Did he take me seriously?” Olivia Nuzzi wonders in the midst of her infamous affair with Robert F Kennedy Jr. Nuzzi, then Washington correspondent for New York magazine, has just learned that she and the Politician, as she calls RFK in her new book, may overlap during a visit to Mar-a-Lago. Nuzzi, worried Donald Trump will catch on to the relationship and start spreading rumours, convenes an emergency meeting with the Politician to strategise. RFK doesn’t see the big deal.
So, she agonises “Did he take me seriously?” and reflects that she had “little cause to consider the question before now.”
But once the question did cross Nuzzi’s mind, it imprinted itself on to her psyche. American Canto is part-memoir, part-political analysis. But it is, above all else, a plea by Nuzzi to be taken seriously; as a writer, thinker, person. This is not easy in the best of circumstances when, like Nuzzi, you’re a young and conventionally attractive woman. And, of course, it is even more difficult when, like Nuzzi, you’re a female journalist who made headlines for engaging in an inappropriate relationship with a famous subject. (Or, considering the accusations recently level by Nuzzi’s former fiance, Ryan Lizza, subjects.)
Nuzzi’s looks: the doors they might open, the preconceptions they engender – as well as the misogynistic system they operate within – are a recurring motif in American Canto, albeit one that is frustratingly underexplored. During her first meeting with Trump, she recounts, he looks her up and down and proclaims: “Very young and very beautiful.” Later on, her reporting irritates the president and he publicly insults Nuzzi, calling her “shaky and unattractive.” She is thrown by this, writing how strange she felt it “that the president of the United States had called me both beautiful and unattractive”.
Then, at an exclusive DC party, Nuzzi stands in the kitchen with New York Times columnist Maureen Dowd, a woman namechecked perhaps because the US does take her seriously, and is accosted by an unidentified female movie star who grabs Nuzzi’s face. “‘Olivia, the secret to life is to be rapeable,’ she told me. ‘You are rapeable.’” She leaves that jarring anecdote to hang there, unexamined.
When, in September 2024, Nuzzi’s affair with the Politician is revealed, the star reporter, a person it’s hard to imagine as naive, seems shocked at how it plays out. “The Politician had orchestrated a narrative in which I was not just reduced to my sexuality but into a hyper-sexualized honeypot,” she writes. Most upsetting, Nuzzi says, are blind quotes suggesting she had used her “appearance as a tool for manipulation while performing my work. Of the lies told about me, this was among the hardest to take.”
Nuzzi is right to be angry about the double standards applied to her; the way she was raked over the coals while a far older, far more powerful man coasted away from the scandal into a plum cabinet position. But American Canto would have been a better book if Nuzzi had interrogated her own behaviour. Instead, she glosses over it. “The Politician had been, briefly, my subject,” she admits. But, she argues, “[h]e had not been my source”. She seems to see no impropriety on her part; she’s just angry her privacy was violated.
Nuzzi is angry, too, at entreaties to dish the dirt that the public (and, one imagines, her publisher) so desperately want. “I thought of that phrase, Tell all, often … Tell what, exactly? Tell why, exactly?” she fumes. Well, one reason, I suppose, might be to sell some books. Tell-alls, the ones that actually tell, tend to sell.
There is not much telling in American Canto, however; or not of anything anyone wants to hear about, anyway.

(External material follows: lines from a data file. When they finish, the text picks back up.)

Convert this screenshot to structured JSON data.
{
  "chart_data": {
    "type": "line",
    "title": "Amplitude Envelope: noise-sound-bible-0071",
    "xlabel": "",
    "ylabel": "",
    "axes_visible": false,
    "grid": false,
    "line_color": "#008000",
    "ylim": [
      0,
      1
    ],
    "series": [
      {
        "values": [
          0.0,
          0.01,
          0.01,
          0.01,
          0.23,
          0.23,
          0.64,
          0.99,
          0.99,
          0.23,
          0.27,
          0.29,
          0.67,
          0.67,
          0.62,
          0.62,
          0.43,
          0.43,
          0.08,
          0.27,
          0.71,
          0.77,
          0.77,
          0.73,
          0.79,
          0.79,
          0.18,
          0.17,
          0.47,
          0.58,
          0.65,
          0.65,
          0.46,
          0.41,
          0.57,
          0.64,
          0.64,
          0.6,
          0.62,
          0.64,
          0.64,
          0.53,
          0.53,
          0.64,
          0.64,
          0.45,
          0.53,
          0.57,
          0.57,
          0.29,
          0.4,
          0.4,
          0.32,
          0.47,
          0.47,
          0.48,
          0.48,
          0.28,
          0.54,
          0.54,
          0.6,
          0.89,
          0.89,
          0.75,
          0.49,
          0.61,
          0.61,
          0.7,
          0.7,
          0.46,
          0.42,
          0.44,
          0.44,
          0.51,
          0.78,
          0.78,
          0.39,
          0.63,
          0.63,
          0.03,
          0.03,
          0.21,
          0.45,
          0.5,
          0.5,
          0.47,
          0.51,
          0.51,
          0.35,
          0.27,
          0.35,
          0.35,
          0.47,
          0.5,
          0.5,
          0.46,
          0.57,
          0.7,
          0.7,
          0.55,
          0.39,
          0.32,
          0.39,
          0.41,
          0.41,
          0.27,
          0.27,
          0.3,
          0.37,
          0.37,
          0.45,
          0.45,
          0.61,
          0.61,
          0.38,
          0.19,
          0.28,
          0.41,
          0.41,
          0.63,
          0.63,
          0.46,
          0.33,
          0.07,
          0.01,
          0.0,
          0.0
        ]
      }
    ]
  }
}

For the first 116 pages, Nuzzi, who, after losing her job at New York magazine has self-exiled to California, barely mentions the Politician. Instead, she writes about Madeleine Ruthven, a screenwriter in the silent era, “hauled before Congress in the McCarthy hearings”, and then, in the next paragraph, about the North American tectonic plate triumphing over the Farallon tectonic plate “one hundred million years ago, give or take”. On the next page a quote from Nietzsche. Then an extract from an interview with Trump. And it goes on and on like this: a series of overwritten American Non Sequiturs whose purpose, it would appear, are to demonstrate that Nuzzi is a serious person with serious thoughts on the state of the United States and “consensus reality” (she is very fond of this phrase) who should be taken seriously.

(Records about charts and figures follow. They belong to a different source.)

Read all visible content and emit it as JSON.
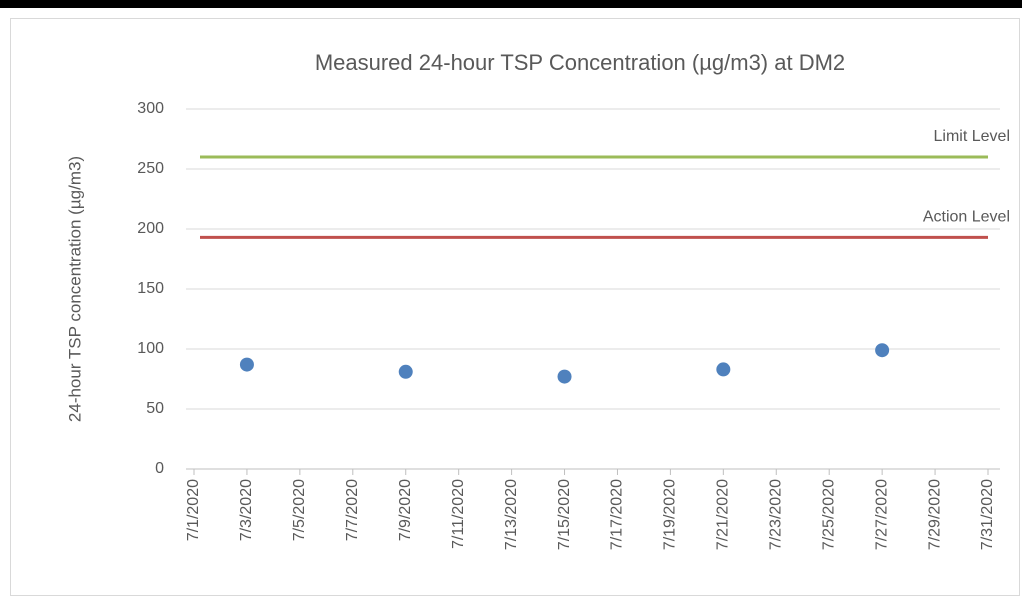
{
  "chart_data": {
    "type": "scatter",
    "title": "Measured 24-hour TSP Concentration (µg/m3) at DM2",
    "y_label": "24-hour TSP concentration (µg/m3)",
    "xlim": [
      "7/1/2020",
      "7/31/2020"
    ],
    "xticks": [
      "7/1/2020",
      "7/3/2020",
      "7/5/2020",
      "7/7/2020",
      "7/9/2020",
      "7/11/2020",
      "7/13/2020",
      "7/15/2020",
      "7/17/2020",
      "7/19/2020",
      "7/21/2020",
      "7/23/2020",
      "7/25/2020",
      "7/27/2020",
      "7/29/2020",
      "7/31/2020"
    ],
    "ylim": [
      0,
      300
    ],
    "yticks": [
      0,
      50,
      100,
      150,
      200,
      250,
      300
    ],
    "grid": true,
    "series": [
      {
        "color": "#4f81bd",
        "x": [
          "7/3/2020",
          "7/9/2020",
          "7/15/2020",
          "7/21/2020",
          "7/27/2020"
        ],
        "values": [
          87,
          81,
          77,
          83,
          99
        ]
      }
    ],
    "reference_lines": [
      {
        "name": "Limit Level",
        "value": 260,
        "color": "#9bbb59"
      },
      {
        "name": "Action Level",
        "value": 193,
        "color": "#c0504d"
      }
    ]
  }
}
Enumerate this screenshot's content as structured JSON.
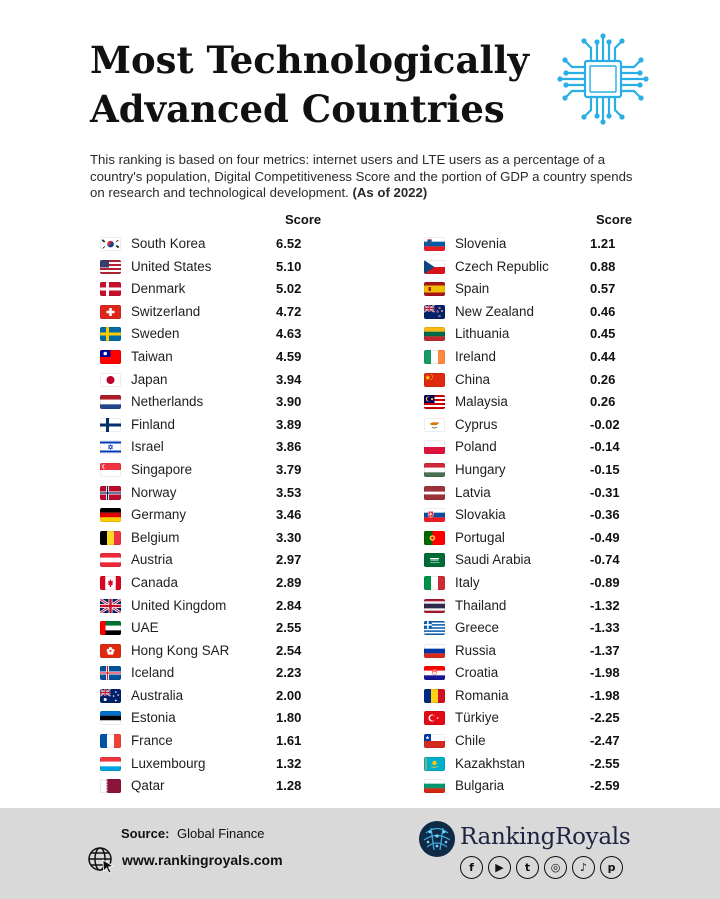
{
  "header": {
    "title_line1": "Most Technologically",
    "title_line2": "Advanced Countries",
    "subtitle": "This ranking is based on four metrics: internet users and LTE users as a percentage of a country's population, Digital Competitiveness Score and the portion of GDP a country spends on research and technological development.",
    "as_of": "(As of 2022)",
    "icon": "microchip-icon"
  },
  "chart_data": {
    "type": "table",
    "column_header": "Score",
    "columns": [
      {
        "rows": [
          {
            "country": "South Korea",
            "score": "6.52",
            "flag": "kr"
          },
          {
            "country": "United States",
            "score": "5.10",
            "flag": "us"
          },
          {
            "country": "Denmark",
            "score": "5.02",
            "flag": "dk"
          },
          {
            "country": "Switzerland",
            "score": "4.72",
            "flag": "ch"
          },
          {
            "country": "Sweden",
            "score": "4.63",
            "flag": "se"
          },
          {
            "country": "Taiwan",
            "score": "4.59",
            "flag": "tw"
          },
          {
            "country": "Japan",
            "score": "3.94",
            "flag": "jp"
          },
          {
            "country": "Netherlands",
            "score": "3.90",
            "flag": "nl"
          },
          {
            "country": "Finland",
            "score": "3.89",
            "flag": "fi"
          },
          {
            "country": "Israel",
            "score": "3.86",
            "flag": "il"
          },
          {
            "country": "Singapore",
            "score": "3.79",
            "flag": "sg"
          },
          {
            "country": "Norway",
            "score": "3.53",
            "flag": "no"
          },
          {
            "country": "Germany",
            "score": "3.46",
            "flag": "de"
          },
          {
            "country": "Belgium",
            "score": "3.30",
            "flag": "be"
          },
          {
            "country": "Austria",
            "score": "2.97",
            "flag": "at"
          },
          {
            "country": "Canada",
            "score": "2.89",
            "flag": "ca"
          },
          {
            "country": "United Kingdom",
            "score": "2.84",
            "flag": "gb"
          },
          {
            "country": "UAE",
            "score": "2.55",
            "flag": "ae"
          },
          {
            "country": "Hong Kong SAR",
            "score": "2.54",
            "flag": "hk"
          },
          {
            "country": "Iceland",
            "score": "2.23",
            "flag": "is"
          },
          {
            "country": "Australia",
            "score": "2.00",
            "flag": "au"
          },
          {
            "country": "Estonia",
            "score": "1.80",
            "flag": "ee"
          },
          {
            "country": "France",
            "score": "1.61",
            "flag": "fr"
          },
          {
            "country": "Luxembourg",
            "score": "1.32",
            "flag": "lu"
          },
          {
            "country": "Qatar",
            "score": "1.28",
            "flag": "qa"
          }
        ]
      },
      {
        "rows": [
          {
            "country": "Slovenia",
            "score": "1.21",
            "flag": "si"
          },
          {
            "country": "Czech Republic",
            "score": "0.88",
            "flag": "cz"
          },
          {
            "country": "Spain",
            "score": "0.57",
            "flag": "es"
          },
          {
            "country": "New Zealand",
            "score": "0.46",
            "flag": "nz"
          },
          {
            "country": "Lithuania",
            "score": "0.45",
            "flag": "lt"
          },
          {
            "country": "Ireland",
            "score": "0.44",
            "flag": "ie"
          },
          {
            "country": "China",
            "score": "0.26",
            "flag": "cn"
          },
          {
            "country": "Malaysia",
            "score": "0.26",
            "flag": "my"
          },
          {
            "country": "Cyprus",
            "score": "-0.02",
            "flag": "cy"
          },
          {
            "country": "Poland",
            "score": "-0.14",
            "flag": "pl"
          },
          {
            "country": "Hungary",
            "score": "-0.15",
            "flag": "hu"
          },
          {
            "country": "Latvia",
            "score": "-0.31",
            "flag": "lv"
          },
          {
            "country": "Slovakia",
            "score": "-0.36",
            "flag": "sk"
          },
          {
            "country": "Portugal",
            "score": "-0.49",
            "flag": "pt"
          },
          {
            "country": "Saudi Arabia",
            "score": "-0.74",
            "flag": "sa"
          },
          {
            "country": "Italy",
            "score": "-0.89",
            "flag": "it"
          },
          {
            "country": "Thailand",
            "score": "-1.32",
            "flag": "th"
          },
          {
            "country": "Greece",
            "score": "-1.33",
            "flag": "gr"
          },
          {
            "country": "Russia",
            "score": "-1.37",
            "flag": "ru"
          },
          {
            "country": "Croatia",
            "score": "-1.98",
            "flag": "hr"
          },
          {
            "country": "Romania",
            "score": "-1.98",
            "flag": "ro"
          },
          {
            "country": "Türkiye",
            "score": "-2.25",
            "flag": "tr"
          },
          {
            "country": "Chile",
            "score": "-2.47",
            "flag": "cl"
          },
          {
            "country": "Kazakhstan",
            "score": "-2.55",
            "flag": "kz"
          },
          {
            "country": "Bulgaria",
            "score": "-2.59",
            "flag": "bg"
          }
        ]
      }
    ]
  },
  "footer": {
    "source_label": "Source:",
    "source_value": "Global Finance",
    "website": "www.rankingroyals.com",
    "brand": "RankingRoyals",
    "socials": [
      {
        "icon": "facebook-icon",
        "glyph": "f"
      },
      {
        "icon": "youtube-icon",
        "glyph": "▶"
      },
      {
        "icon": "twitter-icon",
        "glyph": "t"
      },
      {
        "icon": "instagram-icon",
        "glyph": "◎"
      },
      {
        "icon": "tiktok-icon",
        "glyph": "♪"
      },
      {
        "icon": "pinterest-icon",
        "glyph": "p"
      }
    ]
  },
  "colors": {
    "footer_bg": "#d9d9d9",
    "title": "#111111",
    "chip_icon": "#29aee6"
  }
}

The affair, when it finally comes up, is crept around. We learn little of interest about RFK, a man who, as secretary of health and human services, is systematically destroying decades of medical progress. We are told instead that: “He desired. He desired desiring. He desired being desired. He desired desire itself.” She overintellectualises what is ultimately just a sordid affair. In their intimate moments, for example, the Politician asks Nuzzi for advice and, she says, “I approached his dilemma Socratically.”

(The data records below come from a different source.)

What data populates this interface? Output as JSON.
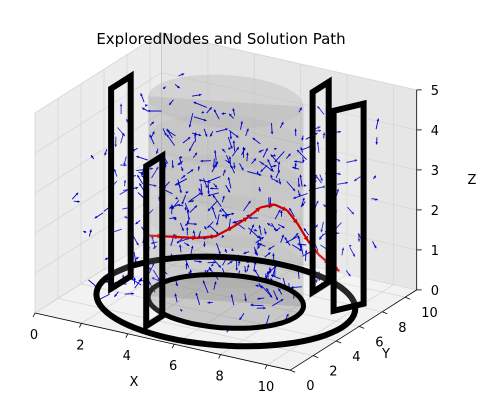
{
  "chart_data": {
    "type": "scatter3d",
    "title": "ExploredNodes and Solution Path",
    "xlabel": "X",
    "ylabel": "Y",
    "zlabel": "Z",
    "xlim": [
      0,
      11
    ],
    "ylim": [
      0,
      11
    ],
    "zlim": [
      0,
      5
    ],
    "xticks": [
      "0",
      "2",
      "4",
      "6",
      "8",
      "10"
    ],
    "yticks": [
      "0",
      "2",
      "4",
      "6",
      "8",
      "10"
    ],
    "zticks": [
      "0",
      "1",
      "2",
      "3",
      "4",
      "5"
    ],
    "grid": true,
    "colors": {
      "explored": "#0000cc",
      "solution": "#cc0000",
      "walls": "#000000",
      "cylinder": "#9a9a9a",
      "pane": "#ececec",
      "grid": "#d6d6d6"
    },
    "series": [
      {
        "kind": "quiver",
        "color_key": "explored",
        "description_free": true,
        "seed": 7,
        "count": 420,
        "x_range": [
          1.0,
          10.0
        ],
        "y_range": [
          1.0,
          10.0
        ],
        "z_range": [
          0.2,
          4.6
        ],
        "arrow_len": 0.45
      },
      {
        "kind": "quiver",
        "color_key": "solution",
        "points": [
          [
            2.0,
            5.5,
            1.2
          ],
          [
            2.7,
            5.6,
            1.25
          ],
          [
            3.4,
            5.7,
            1.3
          ],
          [
            4.1,
            5.8,
            1.35
          ],
          [
            4.8,
            6.0,
            1.45
          ],
          [
            5.4,
            6.3,
            1.7
          ],
          [
            5.9,
            6.6,
            1.95
          ],
          [
            6.3,
            6.9,
            2.2
          ],
          [
            6.8,
            7.1,
            2.3
          ],
          [
            7.3,
            7.2,
            2.2
          ],
          [
            7.8,
            7.1,
            1.95
          ],
          [
            8.3,
            7.0,
            1.6
          ],
          [
            8.8,
            6.9,
            1.35
          ],
          [
            9.3,
            6.8,
            1.2
          ],
          [
            9.8,
            6.7,
            1.1
          ]
        ]
      }
    ],
    "obstacles": {
      "cylinder": {
        "center": [
          5.5,
          5.5
        ],
        "radius": 3.0,
        "z": [
          0,
          5
        ]
      },
      "ring": {
        "center": [
          5.5,
          5.5
        ],
        "radius": 5.0,
        "z": 0
      },
      "panels": [
        {
          "x": [
            1.2,
            1.2
          ],
          "y": [
            4.2,
            5.9
          ],
          "z": [
            0,
            5
          ]
        },
        {
          "x": [
            4.2,
            4.2
          ],
          "y": [
            1.2,
            2.6
          ],
          "z": [
            0,
            4
          ]
        },
        {
          "x": [
            7.8,
            7.8
          ],
          "y": [
            8.4,
            9.8
          ],
          "z": [
            0,
            5
          ]
        },
        {
          "x": [
            9.4,
            10.0
          ],
          "y": [
            7.0,
            8.4
          ],
          "z": [
            0,
            5
          ]
        }
      ]
    }
  }
}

While American Canto may suggest otherwise, Nuzzi is not a bad writer. She can paint a vivid scene, pull you into a place. And the places she’s been are important, some of the world’s greatest centres of power. Buried among all the pretension, unnecessary filler and insufferable prose, there are the bones of an excellent book. Perhaps one day, if Nuzzi stops taking herself quite so seriously, we might get to read it.